We should be careful to regress our numbers pretty severely when dealing with pitchers, as some of their outcomes are highly luck-dependent (notably home runs per fly ball, and to a lesser extent some ball in play classifications). As with everything we look at, remember that the data at hand never tells the whole story. Regression is the name of the game, and we want to apply it mercilessly when non-correlative statistics come into play. But we should also remember that there is real value in measuring what a pitcher actually has done, as well.
Things to Remember
- The transition between the rotation and the bullpen sees bullpen pitchers give up more walks, but less home runs and strikeouts. This results in replacement level being higher in the bullpen
- The National League doesn't see the designated hitter; the AL does. Keep this in mind when making league adjustments.
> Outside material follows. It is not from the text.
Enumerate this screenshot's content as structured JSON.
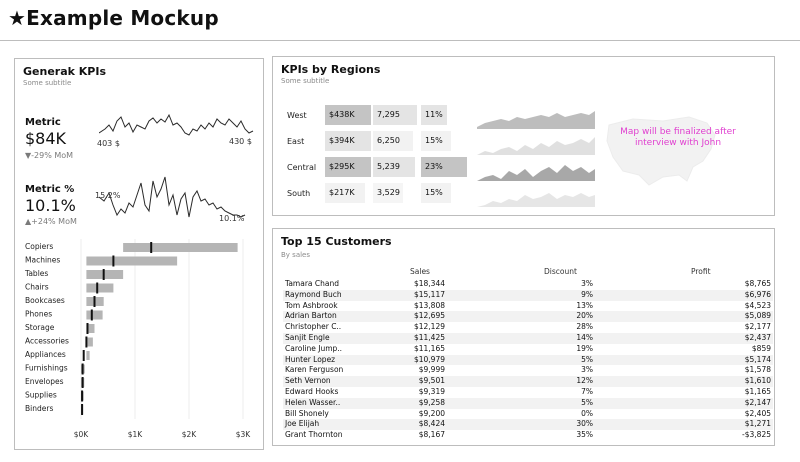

- Therefore, National League pitchers have some value tied up in hitting. Including a pitcher's batting ability can make a big difference in their valuation.
- An interesting technique to measuring bullpen effectiveness is to consider the average leverage of each 'role' in the pen. This has a multiplicative effect on the value of each player - a closer might see his LI at 2.00, for example, meaning that every run saved above average is really counting as double. We can use LI here because it is what is defining bullpen roles in the first place (admittedly, not that well, thanks to the saves rule).
- Remember to include 'scouting-style' information when you think about player value. Stuff, command... these are extremely important things to consider. Don't ever use one number as a crutch - that way lies dogma.